Jan. 6 committee subpoenas Peter Navarro

The House select committee investigating the Jan. 6 riot on Capitol Hill subpoenaed former White House trade adviser Peter Navarro.

The Jan. 6 committee made the announcement on Wednesday, saying investigators are interested in records and information Navarro has about efforts to overturn the 2020 presidential election and his work with Steve Bannon and others to delay Congress’s certification of the 2020 election.

PETER NAVARRO INSISTS HE CAN EXONERATE TRUMP BUT WON’T COOPERATE WITH CAPITOL RIOT INVESTIGATORS

“Mr. Navarro appears to have information directly relevant to the select committee’s investigation into the causes of the January 6th attack on the Capitol,” Rep. Bennie Thompson, chairman of the Jan. 6 committee, said in a statement. “He hasn’t been shy about his role in efforts to overturn the results of the 2020 election and has even discussed the former President’s support for those plans. More than 500 witnesses have provided information in our investigation, and we expect Mr. Navarro to do so as well.”

In a statement to the Washington Examiner, Navarro blasted the inquiry as a “partisan witch hunt” and appeared to suggest he would not cooperate with the Jan. 6 committee. He claimed that news of the subpoena had been leaked to key members of the press before he received it. Navarro also questioned why House Speaker Nancy Pelosi, the Capitol Police, and the Pentagon left the “perimeter unguarded” at the Capitol.

“As the domestic terrorists running the January 6 partisan witch hunt are well aware, President Trump has invoked Executive Privilege; and it is not my privilege to waive. They should negotiate any waiver of the privilege with the president and his attorneys directly, not through me,” Navarro said. “Pence betrayed Trump. Marc Short is a Koch Network dog. Meadows is a fool and a coward. Cheney and Kinzinger are useful idiots for Nancy Pelosi and the woke Left.”

Short was chief of staff to former Vice President Mike Pence, who has cooperated with the panel following a subpoena. Navarro was also referring to Mark Meadows, who was White House chief of staff, and Reps. Liz Cheney and Adam Kinzinger, the two Republican members of the Jan. 6 committee.

Navarro previously told the Washington Examiner that he could prove former President Donald Trump did nothing wrong during the events of Jan. 6, which was the day lawmakers met to certify the results of the 2020 election — a process that was disrupted by hundreds of rioters storming the Capitol. Navarro said he could send every member of the Jan. 6 committee a copy of his In Trump Time book and suggested he would resist cooperating with the panel.

In his book and in numerous interviews, Navarro talked about a plot he concocted with Bannon, a Trump ally who joined the former president’s 2016 campaign and spent much of the first year in the administration as White House chief strategist, to implement the “Green Bay Sweep,” in which they would enlist members of Congress and pressure Pence to stall the certification of the 2020 election on Jan. 6. The goal was to get the state delegations in Congress to select the next president. Navarro said the plan was upended by the violence that transpired on Capitol Hill that day.

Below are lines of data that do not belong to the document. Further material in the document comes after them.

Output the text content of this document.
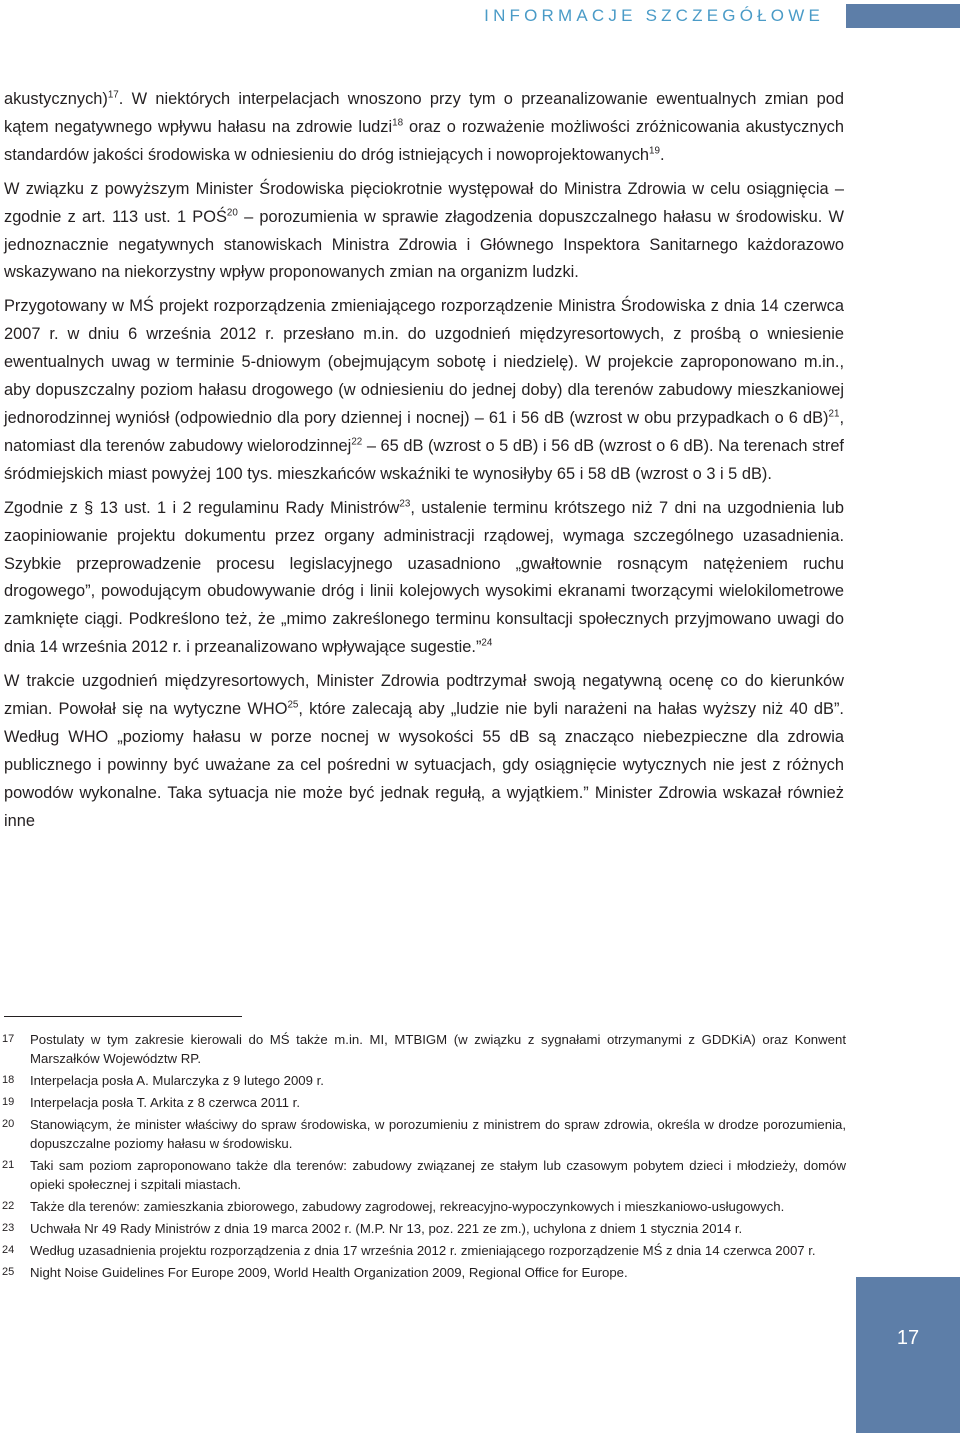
INFORMACJE SZCZEGÓŁOWE

akustycznych)$^{17}$. W niektórych interpelacjach wnoszono przy tym o przeanalizowanie ewentualnych zmian pod kątem negatywnego wpływu hałasu na zdrowie ludzi$^{18}$ oraz o rozważenie możliwości zróżnicowania akustycznych standardów jakości środowiska w odniesieniu do dróg istniejących i nowoprojektowanych$^{19}$.

W związku z powyższym Minister Środowiska pięciokrotnie występował do Ministra Zdrowia w celu osiągnięcia – zgodnie z art. 113 ust. 1 POŚ$^{20}$ – porozumienia w sprawie złagodzenia dopuszczalnego hałasu w środowisku. W jednoznacznie negatywnych stanowiskach Ministra Zdrowia i Głównego Inspektora Sanitarnego każdorazowo wskazywano na niekorzystny wpływ proponowanych zmian na organizm ludzki.

Przygotowany w MŚ projekt rozporządzenia zmieniającego rozporządzenie Ministra Środowiska z dnia 14 czerwca 2007 r. w dniu 6 września 2012 r. przesłano m.in. do uzgodnień międzyresortowych, z prośbą o wniesienie ewentualnych uwag w terminie 5-dniowym (obejmującym sobotę i niedzielę). W projekcie zaproponowano m.in., aby dopuszczalny poziom hałasu drogowego (w odniesieniu do jednej doby) dla terenów zabudowy mieszkaniowej jednorodzinnej wyniósł (odpowiednio dla pory dziennej i nocnej) – 61 i 56 dB (wzrost w obu przypadkach o 6 dB)$^{21}$, natomiast dla terenów zabudowy wielorodzinnej$^{22}$ – 65 dB (wzrost o 5 dB) i 56 dB (wzrost o 6 dB). Na terenach stref śródmiejskich miast powyżej 100 tys. mieszkańców wskaźniki te wynosiłyby 65 i 58 dB (wzrost o 3 i 5 dB).

Zgodnie z § 13 ust. 1 i 2 regulaminu Rady Ministrów$^{23}$, ustalenie terminu krótszego niż 7 dni na uzgodnienia lub zaopiniowanie projektu dokumentu przez organy administracji rządowej, wymaga szczególnego uzasadnienia. Szybkie przeprowadzenie procesu legislacyjnego uzasadniono „gwałtownie rosnącym natężeniem ruchu drogowego”, powodującym obudowywanie dróg i linii kolejowych wysokimi ekranami tworzącymi wielokilometrowe zamknięte ciągi. Podkreślono też, że „mimo zakreślonego terminu konsultacji społecznych przyjmowano uwagi do dnia 14 września 2012 r. i przeanalizowano wpływające sugestie.”$^{24}$

W trakcie uzgodnień międzyresortowych, Minister Zdrowia podtrzymał swoją negatywną ocenę co do kierunków zmian. Powołał się na wytyczne WHO$^{25}$, które zalecają aby „ludzie nie byli narażeni na hałas wyższy niż 40 dB”. Według WHO „poziomy hałasu w porze nocnej w wysokości 55 dB są znacząco niebezpieczne dla zdrowia publicznego i powinny być uważane za cel pośredni w sytuacjach, gdy osiągnięcie wytycznych nie jest z różnych powodów wykonalne. Taka sytuacja nie może być jednak regułą, a wyjątkiem.” Minister Zdrowia wskazał również inne

17	Postulaty w tym zakresie kierowali do MŚ także m.in. MI, MTBIGM (w związku z sygnałami otrzymanymi z GDDKiA) oraz Konwent Marszałków Województw RP.
18	Interpelacja posła A. Mularczyka z 9 lutego 2009 r.
19	Interpelacja posła T. Arkita z 8 czerwca 2011 r.
20	Stanowiącym, że minister właściwy do spraw środowiska, w porozumieniu z ministrem do spraw zdrowia, określa w drodze porozumienia, dopuszczalne poziomy hałasu w środowisku.
21	Taki sam poziom zaproponowano także dla terenów: zabudowy związanej ze stałym lub czasowym pobytem dzieci i młodzieży, domów opieki społecznej i szpitali miastach.
22	Także dla terenów: zamieszkania zbiorowego, zabudowy zagrodowej, rekreacyjno-wypoczynkowych i mieszkaniowo-usługowych.
23	Uchwała Nr 49 Rady Ministrów z dnia 19 marca 2002 r. (M.P. Nr 13, poz. 221 ze zm.), uchylona z dniem 1 stycznia 2014 r.
24	Według uzasadnienia projektu rozporządzenia z dnia 17 września 2012 r. zmieniającego rozporządzenie MŚ z dnia 14 czerwca 2007 r.
25	Night Noise Guidelines For Europe 2009, World Health Organization 2009, Regional Office for Europe.
17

“Their narrative is that Trump instigated the violence. My fact-based claim is that the last thing Trump, Bannon, or me wanted that day was violence because we needed peace and calm on Capitol Hill to implement to Green Bay Sweep,” he told the Washington Examiner. “The only reason why we weren’t able to execute the strategy was because of that violence.”

Navarro argued the riot disrupting his plan helps prove that Trump did not want violence to occur on Jan. 6. He also told the Washington Examiner that the violence on Jan. 6 might have been orchestrated by liberal groups.

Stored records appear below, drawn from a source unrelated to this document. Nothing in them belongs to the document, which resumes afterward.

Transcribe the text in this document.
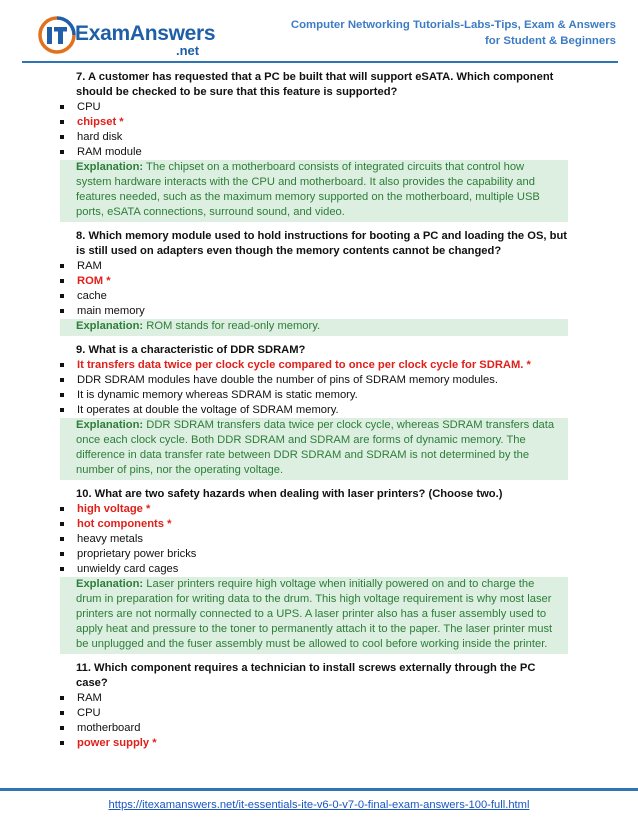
ExamAnswers
.net
Computer Networking Tutorials-Labs-Tips, Exam & Answers
for Student & Beginners
7. A customer has requested that a PC be built that will support eSATA. Which component should be checked to be sure that this feature is supported?
CPU
chipset *
hard disk
RAM module
Explanation: The chipset on a motherboard consists of integrated circuits that control how system hardware interacts with the CPU and motherboard. It also provides the capability and features needed, such as the maximum memory supported on the motherboard, multiple USB ports, eSATA connections, surround sound, and video.
8. Which memory module used to hold instructions for booting a PC and loading the OS, but is still used on adapters even though the memory contents cannot be changed?
RAM
ROM *
cache
main memory
Explanation: ROM stands for read-only memory.
9. What is a characteristic of DDR SDRAM?
It transfers data twice per clock cycle compared to once per clock cycle for SDRAM. *
DDR SDRAM modules have double the number of pins of SDRAM memory modules.
It is dynamic memory whereas SDRAM is static memory.
It operates at double the voltage of SDRAM memory.
Explanation: DDR SDRAM transfers data twice per clock cycle, whereas SDRAM transfers data once each clock cycle. Both DDR SDRAM and SDRAM are forms of dynamic memory. The difference in data transfer rate between DDR SDRAM and SDRAM is not determined by the number of pins, nor the operating voltage.
10. What are two safety hazards when dealing with laser printers? (Choose two.)
high voltage *
hot components *
heavy metals
proprietary power bricks
unwieldy card cages
Explanation: Laser printers require high voltage when initially powered on and to charge the drum in preparation for writing data to the drum. This high voltage requirement is why most laser printers are not normally connected to a UPS. A laser printer also has a fuser assembly used to apply heat and pressure to the toner to permanently attach it to the paper. The laser printer must be unplugged and the fuser assembly must be allowed to cool before working inside the printer.
11. Which component requires a technician to install screws externally through the PC case?
RAM
CPU
motherboard
power supply *
https://itexamanswers.net/it-essentials-ite-v6-0-v7-0-final-exam-answers-100-full.html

CLICK HERE TO READ MORE FROM THE WASHINGTON EXAMINER

While serving as trade adviser to Trump, Navarro released a three-volume report outlining what he said were ways in which the 2020 election was stolen. The Washington Examiner previously analyzed this report and found a number of errors. The Jan. 6 committee referenced the report in its subpoena of Navarro.

Last December, Navarro defied a subpoena from a different congressional committee investigating the COVID-19 health crisis, citing executive privilege. He said in an op-ed he would not “spend a single dime on attorneys.”